Question

• In this script, write MATLAB code to create an array A of size 100 × 3. The first column should contain random numbers between 0 and 10. The second column should also contain random numbers between 0 and 10. The third column should contain random integers between 20 and 50. The first two columns represent the x and y coordinates of a map, respectively. The third column represents the height of buildings. For example, if the first row of A is equal to [3.4 4.5 28], this means that there is a building of height 28 at location (3.4, 4.5) in the map. Because array A has 100 rows, there will be 100 buildings located at random points in the map. • Then, save array A in a file using the MATLAB function save.
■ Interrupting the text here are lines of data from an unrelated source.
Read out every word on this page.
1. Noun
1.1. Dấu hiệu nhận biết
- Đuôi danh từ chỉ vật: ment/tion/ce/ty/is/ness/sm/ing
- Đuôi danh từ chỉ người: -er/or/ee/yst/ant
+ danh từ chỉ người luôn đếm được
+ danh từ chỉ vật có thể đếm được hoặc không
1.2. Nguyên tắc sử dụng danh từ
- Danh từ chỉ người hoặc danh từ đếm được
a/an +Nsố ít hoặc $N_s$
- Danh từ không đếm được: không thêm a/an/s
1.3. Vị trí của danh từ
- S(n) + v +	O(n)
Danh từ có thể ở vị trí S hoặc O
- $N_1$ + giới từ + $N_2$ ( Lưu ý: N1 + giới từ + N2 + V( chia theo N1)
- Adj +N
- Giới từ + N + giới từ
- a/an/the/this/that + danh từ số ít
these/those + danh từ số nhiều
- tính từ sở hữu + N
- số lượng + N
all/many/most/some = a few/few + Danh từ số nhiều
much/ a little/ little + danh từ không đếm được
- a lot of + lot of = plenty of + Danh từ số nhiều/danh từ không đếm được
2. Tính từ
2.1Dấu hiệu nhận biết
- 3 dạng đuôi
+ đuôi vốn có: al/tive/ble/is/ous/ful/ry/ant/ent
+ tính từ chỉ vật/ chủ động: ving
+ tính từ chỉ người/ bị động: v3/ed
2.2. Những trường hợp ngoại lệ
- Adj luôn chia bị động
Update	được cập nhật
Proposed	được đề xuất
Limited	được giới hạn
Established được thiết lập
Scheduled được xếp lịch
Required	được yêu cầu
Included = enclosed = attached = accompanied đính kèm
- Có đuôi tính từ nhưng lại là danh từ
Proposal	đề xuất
You may select the name of the file yourselves. • Then, plot the first column of array A vs the second column of array A, using ‘*’ (i.e., the points will be plotted as stars) so that you can see the 100 locations of the buildings. • Finally, after you save the array, clear all variables by placing a clear all at the end of the MATLAB script. • In this script, write MATLAB code to first read the file that you saved in Part A. To read the file, use the MATLAB function load. After you read the file, array A should again become available to you. • Then, write code to move the data from array A to a cell array C of size 10 × 10 in the following way: ◦ The element C{1,1} in C should be an array containing all building heights with x coordinates between 0 and 1 AND y coordinates between 0 and 1. ◦ The element C{2,1} in C should be an array containing all building heights with x coordinates between 1 and 2 AND y coordinates between 0 and 1. ◦ The element C{1,2} in C should be an array containing all building heights with x coordinates between 0 and 1 AND y coordinates between 1 and 2. ◦ The element C{2,2} in C should be an array containing all building heights with x coordinates between 1 and 2 AND y coordinates between 1 and 2. ◦ The element C{3,2} in C should be an array containing all building heights with x coordinates between 2 and 3 AND y coordinates between 1 and 2.

Answer 1

% '%%' represents a section. Each section can be independently run using
% the run section option
%% Part A
% rand(c,r) function returns a matrix of size c x r of random numbers
% between 0 and 1. So we just multiply the funciton output by 10 to get
% random integers between 0 an 10
c1 = 10*rand(100,1); % column 1
c2 = 10*rand(100,1); % column 2
% randi([a b], c, r) function returns a matrix of size c x r of random
% integers between a and b
c3 = randi([20 50],100,1); % column 3
% given 3 column vectors a, b, c the command [a b c] returns a matrix with
% columns as a, b, c
A = [c1 c2 c3];
% save('filename.mat','A') saves the matrix A in the current directory under
% the name given by filename
save('filename.mat','A');
% Given a matrix A A(:,i) returns the ith column
% plot(x,y,'*') plots y vs x using '*'
% here we want to plot column 2 vs column 1
plot(A(:,1),A(:,2),'*');
clear all;

%% Part B
% While saving in a file matlab saves the variables as a struct. To access
% the variable named A first we load the struct saved using the
% load('filename.mat') command
Astruct = load('filename.mat');
% Now we extract the matrix A from the struct using struct.A
A = Astruct.A;
% Initialise C
% Loop over entries of C
% Decompose A to individual arrays
c1 = A(:,1);
c2 = A(:,2);
c3 = A(:,3);
for i = 1:10
for j = 1:10
% We will use the fact that C(a<A & A<b & c<B & B<d) gives us the
% values of C where a<A<b and c<B<d
C{i,j} = c3(i-1 <= c1 & c1 < i & j-1 < c2 & j < c2);
end
end